Don’t Get Suckered in by Early Earnings Success

Early Earnings SuccessAs we moved into the third-quarter earnings season, there was caution. Now two weeks in, an earnings-driven sell-off has yet to happen, as the results have been largely decent so far, albeit on lowered market expectations. Wall Street downgraded its expectations for the third-quarter earnings season, in line with the lackluster gross domestic product (GDP) growth.

As I said in a recent editorial, earnings for the S&P 500 are estimated to fall 2.6% in the third-quarter earnings season, halting 11 straight months of earnings growth, according to FactSet. (Read “Be Afraid of the Third-quarter Numbers.”)

Analysts have reduced their outlook for the earnings season from the start of September and, in my view, this has helped the results of the companies that have reported. Of course, beating lower estimates is good, but you should be careful not to get overly giddy.

Alcoa Inc. (NYSE/AA), one of the world’s top aluminum makers and a good barometer for the global economy, managed to beat on a lowered expectation of breakeven for its third-quarter earnings season. While earnings beat by $0.03 per diluted share, based on Thomson Reuters estimates, the truth is that the revenue decline of six percent indicates slowing.


The banks have been a surprise this earnings season and, as I said recently, the top-performing area for earnings growth predicted for the third-quarter earnings season is the financial sector at 10.4%, according to FactSet.

Citigroup, Inc. (NYSE/C) reported $1.06 per diluted share and easily beat the consensus estimate of $0.96 per diluted share. Yet revenues grew at a tepid three percent in its third-quarter earnings season, which is not great; and with revenues estimated to contract 2.6% in 2012 and expand a mere 2.9% in 2013, I really don’t sense a strong turnaround for Citigroup. This may have also influenced its board of directors as it made a surprise announcement on Tuesday morning that CEO Vikram Pandit had resigned after nearly five years at the helm.
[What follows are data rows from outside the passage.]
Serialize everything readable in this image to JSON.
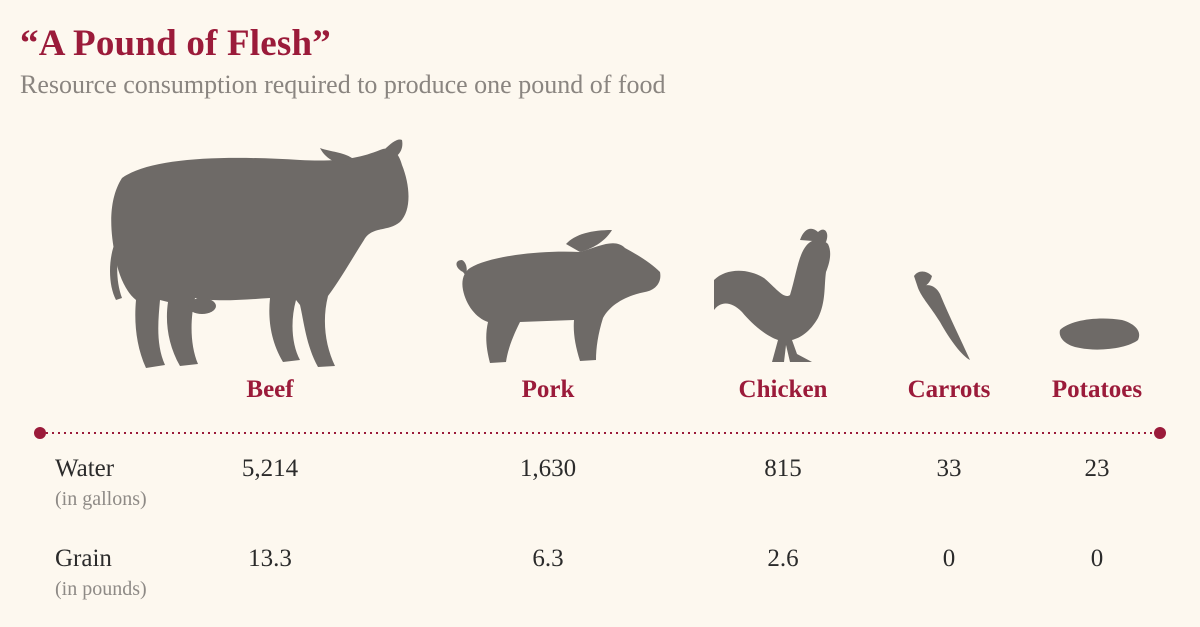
{
  "header": {
    "title": "“A Pound of Flesh”",
    "subtitle": "Resource consumption required to produce one pound of food"
  },
  "colors": {
    "accent": "#9b1b3a",
    "silhouette": "#6e6a67",
    "background": "#fdf8ef",
    "text": "#2b2b2b",
    "muted": "#8e8a86"
  },
  "icons": [
    "cow-icon",
    "pig-icon",
    "rooster-icon",
    "carrot-icon",
    "potato-icon"
  ],
  "rows": [
    {
      "label": "Water",
      "unit": "(in gallons)"
    },
    {
      "label": "Grain",
      "unit": "(in pounds)"
    }
  ],
  "chart_data": {
    "type": "table",
    "title": "“A Pound of Flesh”",
    "subtitle": "Resource consumption required to produce one pound of food",
    "categories": [
      "Beef",
      "Pork",
      "Chicken",
      "Carrots",
      "Potatoes"
    ],
    "series": [
      {
        "name": "Water",
        "unit": "(in gallons)",
        "values": [
          5214,
          1630,
          815,
          33,
          23
        ],
        "labels": [
          "5,214",
          "1,630",
          "815",
          "33",
          "23"
        ]
      },
      {
        "name": "Grain",
        "unit": "(in pounds)",
        "values": [
          13.3,
          6.3,
          2.6,
          0,
          0
        ],
        "labels": [
          "13.3",
          "6.3",
          "2.6",
          "0",
          "0"
        ]
      }
    ]
  }
}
As far as the other big banks, JPMorgan Chase & Co. (NYSE/JPM) easily beat on revenue and earnings in its third-quarter earnings season. Wells Fargo & Company (NYSE/WFC) beat on earnings but fell slightly short of estimates despite an eight percent year-over-year increase.
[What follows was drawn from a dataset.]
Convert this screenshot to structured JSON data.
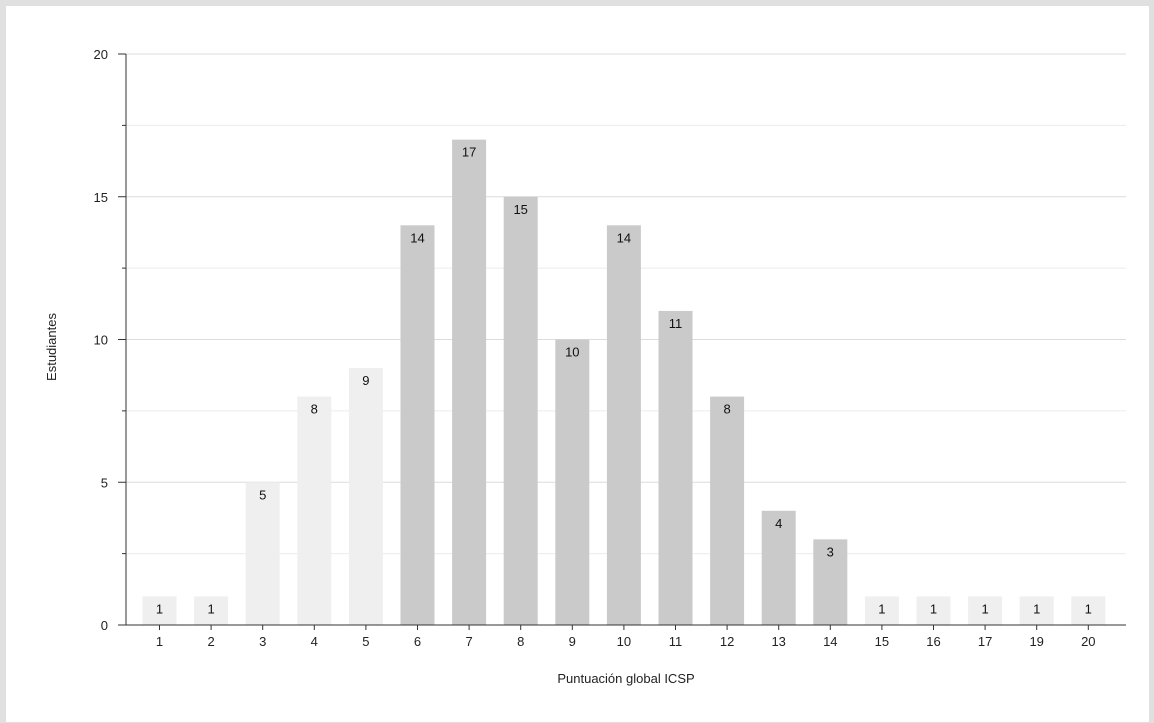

The Goldman Sachs Group, Inc. (NYSE/GS) easily beat on both revenues and earnings-per-share (EPS), while also raising its dividend. The earnings of $2.85 per share blew away the estimate of $2.12. While Goldman Sachs recorded improvement across the board, the company also warned that there are still global issues.
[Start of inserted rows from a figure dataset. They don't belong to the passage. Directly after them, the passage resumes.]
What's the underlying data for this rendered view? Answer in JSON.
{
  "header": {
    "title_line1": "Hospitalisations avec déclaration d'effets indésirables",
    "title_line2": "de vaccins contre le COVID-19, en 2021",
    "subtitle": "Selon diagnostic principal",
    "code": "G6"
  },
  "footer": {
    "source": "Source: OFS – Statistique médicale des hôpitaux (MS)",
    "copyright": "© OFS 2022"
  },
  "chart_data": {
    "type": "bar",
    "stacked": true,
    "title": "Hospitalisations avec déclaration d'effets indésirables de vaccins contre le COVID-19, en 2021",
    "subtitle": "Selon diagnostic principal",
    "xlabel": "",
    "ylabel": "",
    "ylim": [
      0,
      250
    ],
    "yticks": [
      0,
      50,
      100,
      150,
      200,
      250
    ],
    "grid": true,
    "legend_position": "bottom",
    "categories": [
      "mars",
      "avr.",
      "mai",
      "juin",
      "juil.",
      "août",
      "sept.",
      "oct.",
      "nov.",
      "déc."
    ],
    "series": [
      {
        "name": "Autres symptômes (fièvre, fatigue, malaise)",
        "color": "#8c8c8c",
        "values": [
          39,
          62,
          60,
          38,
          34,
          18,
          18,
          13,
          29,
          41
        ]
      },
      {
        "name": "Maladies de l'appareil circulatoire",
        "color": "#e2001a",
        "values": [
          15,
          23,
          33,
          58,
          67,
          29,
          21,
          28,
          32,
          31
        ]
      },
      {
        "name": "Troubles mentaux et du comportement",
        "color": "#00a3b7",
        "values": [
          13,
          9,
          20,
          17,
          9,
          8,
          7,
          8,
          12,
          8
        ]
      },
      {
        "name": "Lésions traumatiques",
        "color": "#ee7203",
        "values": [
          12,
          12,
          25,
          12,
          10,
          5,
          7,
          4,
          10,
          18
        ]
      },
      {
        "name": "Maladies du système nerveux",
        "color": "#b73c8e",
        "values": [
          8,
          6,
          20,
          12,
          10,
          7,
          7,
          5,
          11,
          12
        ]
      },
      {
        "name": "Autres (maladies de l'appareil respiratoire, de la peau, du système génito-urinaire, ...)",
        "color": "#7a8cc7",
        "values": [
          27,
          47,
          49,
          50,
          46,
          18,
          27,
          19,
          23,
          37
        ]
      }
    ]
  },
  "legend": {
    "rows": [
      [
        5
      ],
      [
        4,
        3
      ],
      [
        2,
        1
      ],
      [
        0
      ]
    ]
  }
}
The area that needs help is the technology sector. The NASDAQ edged lower in six straight sessions, prior to a rebound on Monday. Chipmaker Advanced Micro Devices, Inc. (NYSE/AMD) made a downward revision in its third-quarter revenues to below consensus, citing the global environment. It will be interesting to see if the issues that Advanced Micro Devices is experiencing are more company-specific or if they are sector-wide. Watch what Intel Corporation (NASDAQ/INTC) says. Based on what Intel said in September, I expect the company will blame its situation on the downfall of non-tablets.

The bottom line is that while the earnings season is decent, it’s way too early to give our approval.